Nikki Leonti-Edgar (born August 20, 1981) is an American singer-songwriter. Prior to her work in urban, R&B, and electronic dance music, Leonti recorded contemporary Christian music albums. She lent her vocals to over 250 songs during 4 seasons of the musical comedy-drama television series Glee.

Early life 
Nicole Marie Leonti was born on August 20, 1981 in Corona, California. Her father Greg Leonti was a pastor at the Calvary Southern Baptist church. She began singing at age five, as a church soloist in the Nondenominational Christianity church in Corona. At 13, she made her first recording on a small local label.

Career

In 1998, Leonti recorded her debut full-length album, Shelter Me, which reached No. 179 on the Billboard 200, and No. 7 on the Contemporary Christian chart. Her second album, Nikki Leonti was released in 2001. Both were produced by brothers Dino and John Elefante, and issued on the independent Christian label, Pamplin. Shortly after her 18th birthday, Leonti  got pregnant out of wedlock and was shunned by the CCM community with many Christian music stations pulling off broadcasting of her records. She retired from the Christian music industry not long after.

In 2006, Leonti was hired as a backup singer for Carrie Underwood, performing on tour and on various television shows. After three years with Carrie Underwood, Leonti began working with Rich Velonskis, forming the R&B group, Nikki & Rich, retro neo-soul duo. Velonskis, also known as Rich Skillz, producer of various artists, including Ludacris, Lil' Kim, and Robin Thicke. Nikki & Rich released their debut album, entitled Greatest Hits, on September 27, 2011, issued on the Reprise Records/Born Rich label. The duo has performed live on Ellen and The Tonight Show with Jay Leno. Together, they were named as one of the New York Post'''s "10 New Artists to Watch in 2010" and "10 Artists to Know in 2011". Nikki & Rich confirmed their split in January 2015.

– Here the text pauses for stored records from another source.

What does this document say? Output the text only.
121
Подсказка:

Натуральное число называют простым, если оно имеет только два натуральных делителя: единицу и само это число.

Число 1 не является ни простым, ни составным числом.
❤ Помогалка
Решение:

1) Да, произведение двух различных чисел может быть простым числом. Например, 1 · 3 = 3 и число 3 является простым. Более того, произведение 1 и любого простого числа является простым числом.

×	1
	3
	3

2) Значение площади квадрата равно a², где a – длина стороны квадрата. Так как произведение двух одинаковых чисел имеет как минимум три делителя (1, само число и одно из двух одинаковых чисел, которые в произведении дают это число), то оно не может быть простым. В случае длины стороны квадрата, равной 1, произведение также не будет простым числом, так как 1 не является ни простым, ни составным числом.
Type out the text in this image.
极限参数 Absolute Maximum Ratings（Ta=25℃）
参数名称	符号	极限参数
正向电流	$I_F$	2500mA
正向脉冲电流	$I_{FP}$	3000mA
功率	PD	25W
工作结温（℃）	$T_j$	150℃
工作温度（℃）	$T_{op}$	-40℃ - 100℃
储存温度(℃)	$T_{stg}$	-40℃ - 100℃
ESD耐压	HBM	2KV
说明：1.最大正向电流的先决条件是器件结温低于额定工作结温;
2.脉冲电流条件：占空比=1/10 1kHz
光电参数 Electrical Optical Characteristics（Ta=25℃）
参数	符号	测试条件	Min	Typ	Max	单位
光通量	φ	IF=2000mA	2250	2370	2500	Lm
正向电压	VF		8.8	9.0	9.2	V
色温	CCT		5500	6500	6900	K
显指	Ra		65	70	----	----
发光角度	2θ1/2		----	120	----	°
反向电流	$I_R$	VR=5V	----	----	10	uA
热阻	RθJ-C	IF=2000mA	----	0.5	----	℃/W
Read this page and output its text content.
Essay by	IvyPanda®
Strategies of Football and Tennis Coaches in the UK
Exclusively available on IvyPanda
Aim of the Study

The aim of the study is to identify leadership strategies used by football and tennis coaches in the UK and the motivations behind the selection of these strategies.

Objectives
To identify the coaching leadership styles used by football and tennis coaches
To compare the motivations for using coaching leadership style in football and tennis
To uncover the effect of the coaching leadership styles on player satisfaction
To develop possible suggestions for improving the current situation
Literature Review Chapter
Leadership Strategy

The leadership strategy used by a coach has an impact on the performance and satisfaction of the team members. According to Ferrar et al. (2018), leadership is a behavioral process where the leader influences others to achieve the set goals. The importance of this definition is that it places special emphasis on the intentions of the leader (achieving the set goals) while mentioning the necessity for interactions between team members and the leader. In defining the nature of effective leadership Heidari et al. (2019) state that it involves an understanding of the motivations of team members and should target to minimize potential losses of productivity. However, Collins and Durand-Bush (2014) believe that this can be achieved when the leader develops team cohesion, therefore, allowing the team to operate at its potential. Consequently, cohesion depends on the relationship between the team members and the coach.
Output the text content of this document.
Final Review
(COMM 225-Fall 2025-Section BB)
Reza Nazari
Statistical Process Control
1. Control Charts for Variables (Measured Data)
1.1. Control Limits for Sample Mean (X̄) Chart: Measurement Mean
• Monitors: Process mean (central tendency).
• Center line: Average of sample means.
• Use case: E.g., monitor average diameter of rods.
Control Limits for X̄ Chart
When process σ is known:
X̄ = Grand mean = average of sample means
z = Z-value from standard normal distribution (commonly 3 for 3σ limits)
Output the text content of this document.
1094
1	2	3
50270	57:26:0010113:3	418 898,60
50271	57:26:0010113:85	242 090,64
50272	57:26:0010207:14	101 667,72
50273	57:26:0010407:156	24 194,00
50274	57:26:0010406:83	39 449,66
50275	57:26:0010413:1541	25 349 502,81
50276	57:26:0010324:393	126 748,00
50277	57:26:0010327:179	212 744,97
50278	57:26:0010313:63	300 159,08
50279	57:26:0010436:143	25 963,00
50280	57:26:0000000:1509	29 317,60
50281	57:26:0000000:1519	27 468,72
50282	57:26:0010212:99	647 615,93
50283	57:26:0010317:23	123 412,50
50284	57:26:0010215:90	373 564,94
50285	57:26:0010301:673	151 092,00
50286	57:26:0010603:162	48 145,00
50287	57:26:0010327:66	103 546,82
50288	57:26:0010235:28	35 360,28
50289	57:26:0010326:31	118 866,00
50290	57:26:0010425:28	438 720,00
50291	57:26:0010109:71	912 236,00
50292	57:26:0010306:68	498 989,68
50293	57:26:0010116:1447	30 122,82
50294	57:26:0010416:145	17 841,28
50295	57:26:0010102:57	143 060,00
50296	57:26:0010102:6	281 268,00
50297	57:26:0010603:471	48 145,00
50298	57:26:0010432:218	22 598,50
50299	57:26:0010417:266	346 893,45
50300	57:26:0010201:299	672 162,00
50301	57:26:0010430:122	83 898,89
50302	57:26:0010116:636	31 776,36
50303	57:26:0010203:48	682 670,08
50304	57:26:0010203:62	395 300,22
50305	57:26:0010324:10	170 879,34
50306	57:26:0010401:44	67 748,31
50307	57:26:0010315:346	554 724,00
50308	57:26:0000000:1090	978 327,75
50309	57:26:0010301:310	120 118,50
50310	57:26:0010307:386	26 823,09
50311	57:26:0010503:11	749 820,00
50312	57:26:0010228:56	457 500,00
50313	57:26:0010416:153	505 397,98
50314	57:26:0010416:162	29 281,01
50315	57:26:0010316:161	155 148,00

Nikki lent her vocals to over 100 songs during 4 seasons of the Fox hit show, Glee. She has written songs for artists, including Robin Thicke, Jessie J, Candice Glover, Rebecca Ferguson and Ivy Quainoo.

In early 2015, Nikki announced that she had founded a band called Edgar with her husband Ryan Edgar, whom she married in November 2014. On June 7, 2016, she appeared alongside her husband and daughter Jaslyn as a trio on America's Got Talent, auditioning on episode 2 of season 11. They performed "I'll Stand by You" by The Pretenders. The group progressed through the preliminary rounds and took one of 36 live performance show spots.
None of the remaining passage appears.